Pushing the limits of his world hasn’t come without consequence, and Von Doersten has experienced more than his share of tragedy and close calls. He’s lost friends in mountaineering and ski accidents and plane crashes, and has been involved in rescue scenarios in which people didn’t make it. He came close to death on a 2002 expedition to Alaska’s Mount St. Elias. The plan was to make the world’s longest summit-to-sea ski descent with experienced ski and snowboard mountaineers Aaron Martin, Reid Sanders and John Griber. But high on the mountain, he broke a crampon and was forced to turn back. He developed frostbite on his hands during his scramble to safety before hunkering down in a snow cave while the others pushed on—a decision that potentially saved his life.
“Things weren’t going right,” Von Doersten says. “We had all these signs throughout the trip. We expressed some concern with the summit, that they were pushing too hard in less-than-prime conditions. They were going to ski this mountain. They ended up going up and things didn’t go as planned.”
Nearing the summit too late in the day, Griber decided to turn back as well. From below the summit he watched Martin slide off the side of the mountain to his death, realizing that the same had happened to Sanders minutes earlier. Their bodies were never found, and it took the Alaska Air National Guard to get Von Doersten and Griber off the mountain safely. While it’s still tough to think about, this tragedy helped Von Doersten shape a healthy concept of death, as well as the ability to celebrate the lives of friends and family lost.
“While traveling the world, the view of death in each culture and religion is perceived differently,” he says. “I applied some of these beliefs with my own philosophies on death and realized we all live on in the afterlife in some shape or form.”
This hard-earned perspective has traveled with Von Doersten on subsequent trips—projects such as a sailing and ski mountaineering expedition to Antarctica with Chris Davenport for Outside magazine, Red Bull’s Congo Grand Inga Project, and climbing and skiing the Grand Teton with 14-year-old Kai Jones, Todd Jones’ son, in June 2021.

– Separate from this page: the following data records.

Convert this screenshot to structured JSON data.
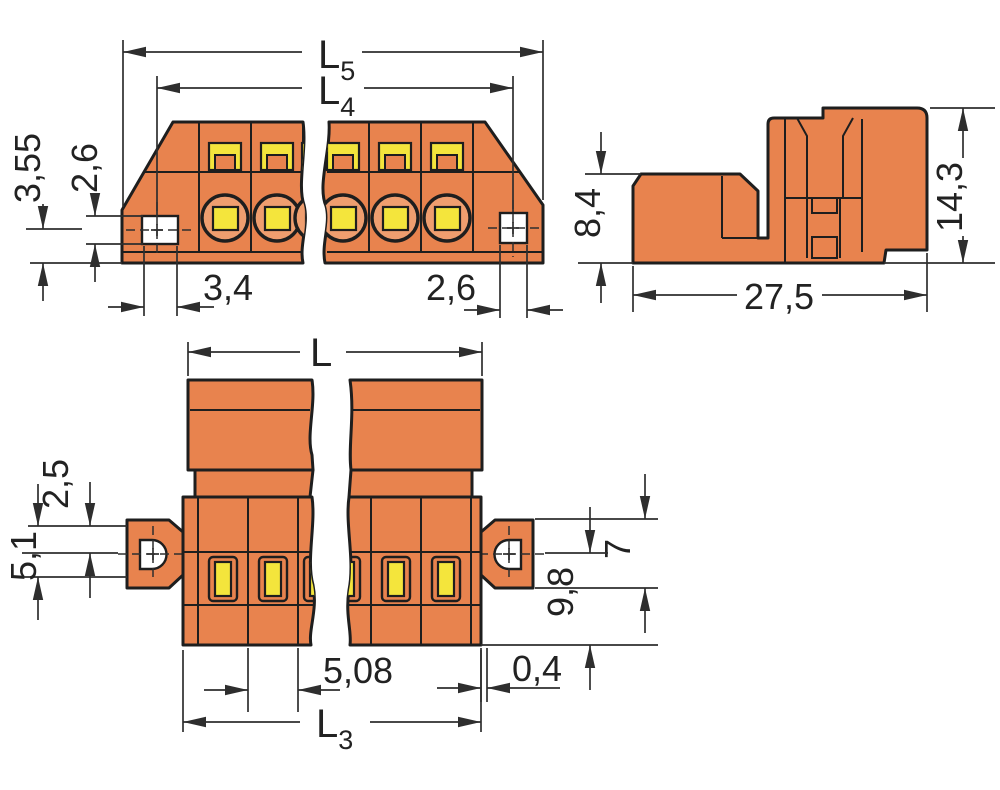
{
  "drawing": {
    "background": "#ffffff",
    "colors": {
      "body_orange": "#e8834e",
      "body_orange_light": "#ef9e6f",
      "terminal_yellow": "#f4e53c",
      "outline": "#1e1e1e",
      "dimension_lines": "#2e2e2e",
      "hole_fill": "#ffffff"
    },
    "dims": {
      "l5": {
        "base": "L",
        "sub": "5"
      },
      "l4": {
        "base": "L",
        "sub": "4"
      },
      "l": {
        "base": "L"
      },
      "l3": {
        "base": "L",
        "sub": "3"
      },
      "side_left_total": "3,55",
      "side_left_inner": "2,6",
      "side_flange_left": "3,4",
      "side_flange_right": "2,6",
      "profile_front_height": "8,4",
      "profile_total_height": "14,3",
      "profile_length": "27,5",
      "plan_left_inner": "2,5",
      "plan_left_total": "5,1",
      "plan_flange_height": "7",
      "plan_depth": "9,8",
      "plan_pitch": "5,08",
      "plan_edge_gap": "0,4"
    }
  }
}
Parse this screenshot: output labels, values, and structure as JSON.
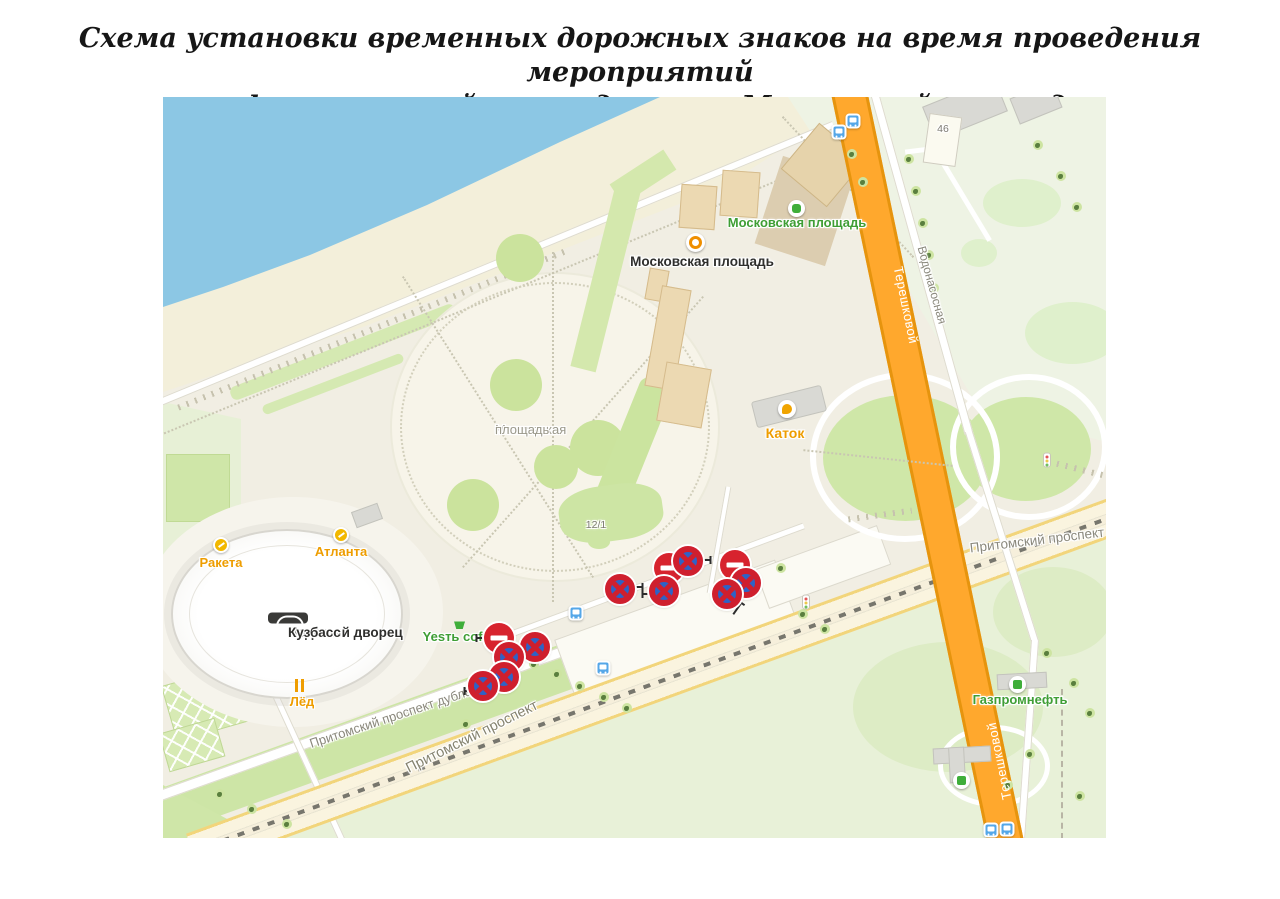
{
  "page": {
    "title_line1": "Схема установки временных дорожных знаков на время проведения мероприятий",
    "title_line2": "на фестивальной площади около Московской площади"
  },
  "map": {
    "poi": {
      "moskovskaya_green": "Московская площадь",
      "moskovskaya_black": "Московская площадь",
      "moskovskaya_plaza_line1": "Московская",
      "moskovskaya_plaza_line2": "площадь",
      "katok": "Каток",
      "raketa": "Ракета",
      "atlanta": "Атланта",
      "ledovy_line1": "Ледовый дворец",
      "ledovy_line2": "Кузбасс",
      "led": "Лёд",
      "yest_coffee": "Yesть coffee",
      "gazprom": "Газпромнефть",
      "house_46": "46",
      "house_12_1": "12/1"
    },
    "roads": {
      "tereshkovoy_top": "Терешковой",
      "tereshkovoy_bottom": "Терешковой",
      "vodonasosnaya": "Водонасосная",
      "pritomsky_dubler": "Притомский проспект дублёр",
      "pritomsky_left": "Притомский проспект",
      "pritomsky_right": "Притомский проспект"
    },
    "icons": {
      "moskovskaya_green_icon": "transit-stop",
      "moskovskaya_black_icon": "landmark-sight",
      "katok_icon": "ice-skate",
      "raketa_icon": "attraction",
      "atlanta_icon": "attraction",
      "led_icon": "restaurant-fork-knife",
      "yest_coffee_icon": "grocery-basket",
      "gazprom_icon": "fuel-station",
      "ledovy_icon": "stadium",
      "bus_stop_icon": "bus-stop",
      "traffic_light_icon": "traffic-light",
      "no_stopping_sign": "no-stopping (3.27)",
      "no_entry_sign": "no-entry (3.1)"
    },
    "road_signs": [
      {
        "type": "no-stopping",
        "x": 457,
        "y": 492
      },
      {
        "type": "no-entry",
        "x": 506,
        "y": 471
      },
      {
        "type": "no-stopping",
        "x": 525,
        "y": 464
      },
      {
        "type": "no-stopping",
        "x": 501,
        "y": 494
      },
      {
        "type": "no-entry",
        "x": 572,
        "y": 468
      },
      {
        "type": "no-stopping",
        "x": 583,
        "y": 486
      },
      {
        "type": "no-stopping",
        "x": 564,
        "y": 497
      },
      {
        "type": "no-entry",
        "x": 336,
        "y": 541
      },
      {
        "type": "no-stopping",
        "x": 372,
        "y": 550
      },
      {
        "type": "no-stopping",
        "x": 346,
        "y": 560
      },
      {
        "type": "no-stopping",
        "x": 341,
        "y": 580
      },
      {
        "type": "no-stopping",
        "x": 320,
        "y": 589
      }
    ],
    "sign_mounts": [
      [
        472,
        490,
        90
      ],
      [
        487,
        497,
        -90
      ],
      [
        540,
        463,
        90
      ],
      [
        574,
        512,
        35
      ],
      [
        357,
        552,
        -90
      ],
      [
        321,
        541,
        -90
      ],
      [
        309,
        594,
        -90
      ]
    ],
    "bus_stops": [
      [
        690,
        24
      ],
      [
        676,
        35
      ],
      [
        413,
        516
      ],
      [
        440,
        571
      ],
      [
        828,
        733
      ],
      [
        844,
        732
      ]
    ],
    "traffic_lights": [
      [
        643,
        505
      ],
      [
        884,
        363
      ]
    ],
    "trees": [
      [
        746,
        62
      ],
      [
        753,
        94
      ],
      [
        760,
        126
      ],
      [
        766,
        158
      ],
      [
        771,
        191
      ],
      [
        689,
        57
      ],
      [
        700,
        85
      ],
      [
        875,
        48
      ],
      [
        898,
        79
      ],
      [
        914,
        110
      ],
      [
        371,
        567
      ],
      [
        394,
        577
      ],
      [
        417,
        589
      ],
      [
        441,
        600
      ],
      [
        464,
        611
      ],
      [
        303,
        627
      ],
      [
        640,
        517
      ],
      [
        662,
        532
      ],
      [
        884,
        556
      ],
      [
        911,
        586
      ],
      [
        927,
        616
      ],
      [
        867,
        657
      ],
      [
        845,
        688
      ],
      [
        917,
        699
      ],
      [
        57,
        697
      ],
      [
        89,
        712
      ],
      [
        124,
        727
      ],
      [
        618,
        471
      ]
    ],
    "colors": {
      "water": "#8cc7e4",
      "beach": "#f3efda",
      "land": "#f1eee3",
      "park": "#e9f1da",
      "lawn": "#cfe6a6",
      "road_orange": "#ffa82d",
      "road_orange_casing": "#e6940e",
      "avenue_yellow": "#f2d57b",
      "sign_red": "#d7232e",
      "sign_blue": "#2f62c6",
      "label_green": "#3f9e35",
      "label_orange": "#ee9d00",
      "bus_blue": "#55a7e8"
    }
  }
}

On all these expeditions, he thinks back to the stories of Ernest Shackleton and other explorers he read as a child. The daring exploits portrayed in these stories help fuel Von Doersten to not only document the journey, but also to search out ways to get the innovative, never-before-seen shot.
In recent years, the now 57-year-old Von Doersten has leaned into commercial photography in addition to work in documentary film production and location scouting. He’s continually researching and pitching the next project—an unending push to stay relevant and change with the fast-evolving world of outdoor photography. He knows that as long as he can find the places where adventure and story meet, his search will keep marching on.
“I’m always looking forward,” Von Doersten says. “The next photo could be your most iconic image.”